The 1951 census recorded Raipur as comprising 1 hamlet, with a total population of 690 people (365 male and 325 female), in 132 households and 122 physical houses. The area of the village was given as 673 acres. 46 residents were literate, 44 male and 2 female. The village was listed as belonging to the pargana of Aldemau and the thana of Dostpur.

The 1961 census recorded Raipur as comprising 3 hamlets, with a total population of 768 people (371 male and 397 female), in 142 households and 133 physical houses. The area of the village was given as 673 acres.

The 1981 census recorded Raipur as having a population of 1,111 people, in 186 households, and having an area of 272.77 hectares. The main staple foods were listed as wheat and rice.

The 1991 census recorded Raipur (as "Raypur") as having a total population of 1,399 people (710 male and 689 female), in 320 households and 286 physical houses.
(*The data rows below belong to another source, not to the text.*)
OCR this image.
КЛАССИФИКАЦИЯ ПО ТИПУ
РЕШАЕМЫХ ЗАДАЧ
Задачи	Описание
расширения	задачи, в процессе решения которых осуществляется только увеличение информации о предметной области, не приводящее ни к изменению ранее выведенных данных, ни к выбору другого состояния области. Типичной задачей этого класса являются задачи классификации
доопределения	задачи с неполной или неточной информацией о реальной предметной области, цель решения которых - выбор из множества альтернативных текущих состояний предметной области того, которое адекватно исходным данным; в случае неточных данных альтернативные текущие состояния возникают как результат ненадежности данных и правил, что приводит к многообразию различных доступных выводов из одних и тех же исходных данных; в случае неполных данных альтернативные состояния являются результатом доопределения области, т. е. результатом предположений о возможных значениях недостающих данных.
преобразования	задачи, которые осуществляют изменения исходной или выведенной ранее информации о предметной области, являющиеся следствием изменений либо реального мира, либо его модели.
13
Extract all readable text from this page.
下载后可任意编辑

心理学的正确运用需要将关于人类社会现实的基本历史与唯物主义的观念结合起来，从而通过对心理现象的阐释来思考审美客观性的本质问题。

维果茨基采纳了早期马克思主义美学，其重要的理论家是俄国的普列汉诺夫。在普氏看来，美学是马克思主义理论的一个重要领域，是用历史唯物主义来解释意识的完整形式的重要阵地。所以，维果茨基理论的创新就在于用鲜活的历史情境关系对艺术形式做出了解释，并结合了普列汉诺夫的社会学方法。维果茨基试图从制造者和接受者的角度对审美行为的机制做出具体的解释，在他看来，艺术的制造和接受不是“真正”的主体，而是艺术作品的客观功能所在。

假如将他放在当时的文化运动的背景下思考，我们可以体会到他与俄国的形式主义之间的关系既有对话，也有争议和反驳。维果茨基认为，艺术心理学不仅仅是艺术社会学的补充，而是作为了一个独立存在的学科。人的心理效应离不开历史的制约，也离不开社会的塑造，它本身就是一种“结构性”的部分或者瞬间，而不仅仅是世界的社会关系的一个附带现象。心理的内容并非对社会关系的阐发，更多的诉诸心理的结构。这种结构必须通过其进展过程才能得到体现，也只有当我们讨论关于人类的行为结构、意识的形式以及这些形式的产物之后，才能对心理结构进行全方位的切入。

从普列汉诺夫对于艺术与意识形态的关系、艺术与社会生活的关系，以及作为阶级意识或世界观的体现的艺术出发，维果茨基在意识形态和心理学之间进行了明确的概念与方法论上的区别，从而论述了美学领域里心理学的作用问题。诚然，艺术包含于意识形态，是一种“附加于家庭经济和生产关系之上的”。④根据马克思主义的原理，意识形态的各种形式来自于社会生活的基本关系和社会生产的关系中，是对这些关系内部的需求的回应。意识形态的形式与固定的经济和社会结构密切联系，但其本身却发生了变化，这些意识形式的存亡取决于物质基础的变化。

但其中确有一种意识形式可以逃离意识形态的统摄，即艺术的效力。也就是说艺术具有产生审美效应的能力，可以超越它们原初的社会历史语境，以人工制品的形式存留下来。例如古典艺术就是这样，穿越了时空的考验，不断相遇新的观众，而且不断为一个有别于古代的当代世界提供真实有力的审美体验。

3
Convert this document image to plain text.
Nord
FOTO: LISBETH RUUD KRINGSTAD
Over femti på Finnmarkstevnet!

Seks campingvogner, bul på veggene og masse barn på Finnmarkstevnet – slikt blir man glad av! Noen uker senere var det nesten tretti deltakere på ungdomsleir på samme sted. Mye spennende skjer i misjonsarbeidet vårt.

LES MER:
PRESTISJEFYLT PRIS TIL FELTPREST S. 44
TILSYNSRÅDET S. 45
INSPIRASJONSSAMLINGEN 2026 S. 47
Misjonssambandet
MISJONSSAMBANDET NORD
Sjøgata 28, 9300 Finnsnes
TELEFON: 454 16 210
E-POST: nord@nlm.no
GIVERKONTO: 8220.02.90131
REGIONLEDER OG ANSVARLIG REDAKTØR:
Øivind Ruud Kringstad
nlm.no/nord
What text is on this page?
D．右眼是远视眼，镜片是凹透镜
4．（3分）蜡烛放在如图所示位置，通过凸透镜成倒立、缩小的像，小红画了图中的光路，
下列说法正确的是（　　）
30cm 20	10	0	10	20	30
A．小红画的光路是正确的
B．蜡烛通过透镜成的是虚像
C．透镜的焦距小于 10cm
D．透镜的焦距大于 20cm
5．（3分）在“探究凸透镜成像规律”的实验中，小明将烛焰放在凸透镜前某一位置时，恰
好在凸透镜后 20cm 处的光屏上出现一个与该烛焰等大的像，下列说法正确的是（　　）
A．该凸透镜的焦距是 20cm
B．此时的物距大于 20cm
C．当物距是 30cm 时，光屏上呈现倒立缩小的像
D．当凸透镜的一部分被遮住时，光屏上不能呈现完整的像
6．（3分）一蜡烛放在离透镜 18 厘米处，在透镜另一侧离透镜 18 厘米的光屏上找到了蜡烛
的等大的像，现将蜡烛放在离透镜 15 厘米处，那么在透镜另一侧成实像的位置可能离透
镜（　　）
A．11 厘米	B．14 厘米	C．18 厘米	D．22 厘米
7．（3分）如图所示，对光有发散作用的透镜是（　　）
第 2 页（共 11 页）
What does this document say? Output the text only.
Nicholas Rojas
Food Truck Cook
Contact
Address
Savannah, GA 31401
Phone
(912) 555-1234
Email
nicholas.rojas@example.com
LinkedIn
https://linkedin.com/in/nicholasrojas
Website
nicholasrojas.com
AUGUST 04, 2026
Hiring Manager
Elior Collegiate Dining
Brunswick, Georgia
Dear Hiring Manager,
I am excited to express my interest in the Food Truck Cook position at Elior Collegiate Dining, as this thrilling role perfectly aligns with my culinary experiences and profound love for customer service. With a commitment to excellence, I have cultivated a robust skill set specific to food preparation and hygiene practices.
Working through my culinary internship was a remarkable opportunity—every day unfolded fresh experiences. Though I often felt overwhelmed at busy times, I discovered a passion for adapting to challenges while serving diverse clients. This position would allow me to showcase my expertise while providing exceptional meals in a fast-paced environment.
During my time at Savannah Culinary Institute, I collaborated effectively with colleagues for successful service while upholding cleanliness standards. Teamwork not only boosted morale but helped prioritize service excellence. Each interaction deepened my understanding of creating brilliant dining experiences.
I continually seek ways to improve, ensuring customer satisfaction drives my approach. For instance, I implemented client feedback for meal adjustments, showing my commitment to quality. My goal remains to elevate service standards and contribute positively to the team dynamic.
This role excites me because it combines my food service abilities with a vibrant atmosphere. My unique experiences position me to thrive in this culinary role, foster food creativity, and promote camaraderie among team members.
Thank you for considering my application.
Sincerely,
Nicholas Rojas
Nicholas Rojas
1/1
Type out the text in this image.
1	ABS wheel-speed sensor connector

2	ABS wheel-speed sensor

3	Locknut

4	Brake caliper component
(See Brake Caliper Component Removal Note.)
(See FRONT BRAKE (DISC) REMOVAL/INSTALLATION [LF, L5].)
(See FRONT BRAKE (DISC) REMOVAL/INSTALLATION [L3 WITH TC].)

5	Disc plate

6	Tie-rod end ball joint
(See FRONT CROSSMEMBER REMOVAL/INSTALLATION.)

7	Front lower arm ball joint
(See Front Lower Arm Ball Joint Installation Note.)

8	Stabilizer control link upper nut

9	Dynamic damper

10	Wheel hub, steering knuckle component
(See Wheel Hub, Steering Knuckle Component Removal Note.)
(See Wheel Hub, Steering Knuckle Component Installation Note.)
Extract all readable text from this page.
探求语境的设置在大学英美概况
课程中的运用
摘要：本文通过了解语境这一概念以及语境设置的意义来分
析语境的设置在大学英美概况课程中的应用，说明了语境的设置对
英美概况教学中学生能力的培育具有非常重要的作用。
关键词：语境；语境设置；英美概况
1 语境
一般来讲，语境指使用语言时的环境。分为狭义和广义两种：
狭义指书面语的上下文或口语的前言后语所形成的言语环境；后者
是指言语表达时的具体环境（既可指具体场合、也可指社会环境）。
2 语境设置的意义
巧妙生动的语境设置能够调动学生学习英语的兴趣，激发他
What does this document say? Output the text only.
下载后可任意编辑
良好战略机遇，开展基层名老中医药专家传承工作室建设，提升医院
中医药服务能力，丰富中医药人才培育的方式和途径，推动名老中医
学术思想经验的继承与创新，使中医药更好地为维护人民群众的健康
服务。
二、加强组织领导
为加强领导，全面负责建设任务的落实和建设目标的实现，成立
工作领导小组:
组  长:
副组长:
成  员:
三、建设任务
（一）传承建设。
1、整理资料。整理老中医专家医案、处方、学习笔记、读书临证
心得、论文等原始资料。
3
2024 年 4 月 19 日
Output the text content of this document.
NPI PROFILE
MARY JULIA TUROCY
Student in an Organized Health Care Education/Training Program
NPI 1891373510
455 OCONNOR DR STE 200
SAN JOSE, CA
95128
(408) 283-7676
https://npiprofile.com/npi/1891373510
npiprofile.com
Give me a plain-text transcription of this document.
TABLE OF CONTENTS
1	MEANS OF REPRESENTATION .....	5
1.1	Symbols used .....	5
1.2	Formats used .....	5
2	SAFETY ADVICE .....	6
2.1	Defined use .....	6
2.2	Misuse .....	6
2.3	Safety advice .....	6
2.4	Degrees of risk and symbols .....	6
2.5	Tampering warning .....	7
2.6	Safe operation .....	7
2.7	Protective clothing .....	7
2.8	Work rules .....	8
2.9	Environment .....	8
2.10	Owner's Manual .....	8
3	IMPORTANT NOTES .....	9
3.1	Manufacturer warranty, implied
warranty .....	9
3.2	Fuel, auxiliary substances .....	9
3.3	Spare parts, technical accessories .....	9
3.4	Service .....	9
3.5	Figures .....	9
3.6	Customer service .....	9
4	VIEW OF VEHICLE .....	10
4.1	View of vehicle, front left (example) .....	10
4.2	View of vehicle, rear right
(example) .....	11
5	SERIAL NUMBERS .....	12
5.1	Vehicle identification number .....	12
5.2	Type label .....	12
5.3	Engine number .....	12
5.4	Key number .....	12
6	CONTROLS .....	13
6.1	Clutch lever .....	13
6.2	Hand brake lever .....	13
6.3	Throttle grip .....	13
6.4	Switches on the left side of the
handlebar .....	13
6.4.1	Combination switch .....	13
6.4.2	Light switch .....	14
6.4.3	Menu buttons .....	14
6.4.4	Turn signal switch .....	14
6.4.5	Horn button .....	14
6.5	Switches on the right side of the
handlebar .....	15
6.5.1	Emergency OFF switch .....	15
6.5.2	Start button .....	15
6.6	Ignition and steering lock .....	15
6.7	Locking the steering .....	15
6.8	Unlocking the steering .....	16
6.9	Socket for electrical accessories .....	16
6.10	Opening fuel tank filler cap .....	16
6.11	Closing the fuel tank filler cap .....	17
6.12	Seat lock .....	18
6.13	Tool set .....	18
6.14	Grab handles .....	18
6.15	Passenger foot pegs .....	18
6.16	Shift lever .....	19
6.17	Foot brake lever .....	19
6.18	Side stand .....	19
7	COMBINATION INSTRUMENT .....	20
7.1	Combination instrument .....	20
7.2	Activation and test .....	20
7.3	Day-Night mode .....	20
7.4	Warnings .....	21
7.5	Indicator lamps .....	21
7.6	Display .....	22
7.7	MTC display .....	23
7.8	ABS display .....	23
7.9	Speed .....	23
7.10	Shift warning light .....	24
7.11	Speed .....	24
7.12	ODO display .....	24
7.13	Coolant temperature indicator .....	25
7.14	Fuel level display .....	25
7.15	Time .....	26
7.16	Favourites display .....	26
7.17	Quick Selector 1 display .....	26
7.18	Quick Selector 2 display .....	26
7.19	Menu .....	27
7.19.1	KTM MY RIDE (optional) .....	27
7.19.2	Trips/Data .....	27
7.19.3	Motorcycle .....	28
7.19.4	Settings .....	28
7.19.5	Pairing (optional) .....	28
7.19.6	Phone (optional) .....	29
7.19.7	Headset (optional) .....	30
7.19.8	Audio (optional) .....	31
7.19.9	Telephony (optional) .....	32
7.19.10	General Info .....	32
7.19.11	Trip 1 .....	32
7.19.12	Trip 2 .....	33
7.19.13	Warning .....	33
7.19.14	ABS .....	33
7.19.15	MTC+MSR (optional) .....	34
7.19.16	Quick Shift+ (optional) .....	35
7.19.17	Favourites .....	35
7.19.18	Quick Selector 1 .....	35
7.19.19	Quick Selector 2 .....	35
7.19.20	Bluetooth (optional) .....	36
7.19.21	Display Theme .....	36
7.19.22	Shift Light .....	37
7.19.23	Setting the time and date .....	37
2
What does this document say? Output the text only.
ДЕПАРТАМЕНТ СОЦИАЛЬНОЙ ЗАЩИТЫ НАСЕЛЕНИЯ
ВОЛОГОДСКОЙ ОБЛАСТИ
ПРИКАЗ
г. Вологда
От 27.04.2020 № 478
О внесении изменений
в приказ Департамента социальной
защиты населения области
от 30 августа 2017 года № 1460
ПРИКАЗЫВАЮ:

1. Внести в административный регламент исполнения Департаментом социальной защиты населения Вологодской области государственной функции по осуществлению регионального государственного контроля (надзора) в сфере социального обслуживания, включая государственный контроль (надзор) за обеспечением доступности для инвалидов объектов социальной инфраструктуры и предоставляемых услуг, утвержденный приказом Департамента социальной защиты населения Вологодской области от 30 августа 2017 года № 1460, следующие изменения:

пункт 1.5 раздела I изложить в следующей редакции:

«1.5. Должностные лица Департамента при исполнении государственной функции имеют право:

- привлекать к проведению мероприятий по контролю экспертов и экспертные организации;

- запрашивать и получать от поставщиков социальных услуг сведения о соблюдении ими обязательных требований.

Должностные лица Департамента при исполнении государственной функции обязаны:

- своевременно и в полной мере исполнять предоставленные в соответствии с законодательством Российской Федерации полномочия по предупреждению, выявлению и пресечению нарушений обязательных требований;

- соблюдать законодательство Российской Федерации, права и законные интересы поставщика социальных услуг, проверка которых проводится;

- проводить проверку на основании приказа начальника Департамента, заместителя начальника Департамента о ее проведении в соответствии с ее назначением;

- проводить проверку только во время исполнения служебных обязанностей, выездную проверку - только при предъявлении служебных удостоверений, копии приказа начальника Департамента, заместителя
The area of the village was listed as 270.01 hectares. Members of the 0-6 age group numbered 294, or 21% of the total; this group was 49% male (144) and 51% female (150). Members of scheduled castes numbered 676, or 48% of the village's total population, while no members of scheduled tribes were recorded. The literacy rate of the village was 32% (247 men and 107 women, counting only people age 7 and up). 494 people were classified as main workers (332 men and 162 women), while 32 people were classified as marginal workers (all women); the remaining 873 residents were non-workers. The breakdown of main workers by employment category was as follows: 299 cultivators (i.e. people who owned or leased their own land); 187 agricultural labourers (i.e. people who worked someone else's land in return for payment); 0 workers in livestock, forestry, fishing, hunting, plantations, orchards, etc.; 0 in mining and quarrying; 0 household industry workers; 0 workers employed in other manufacturing, processing, service, and repair roles; 0 construction workers; 1 employed in trade and commerce; 0 employed in transport, storage, and communications; and 7 in other services.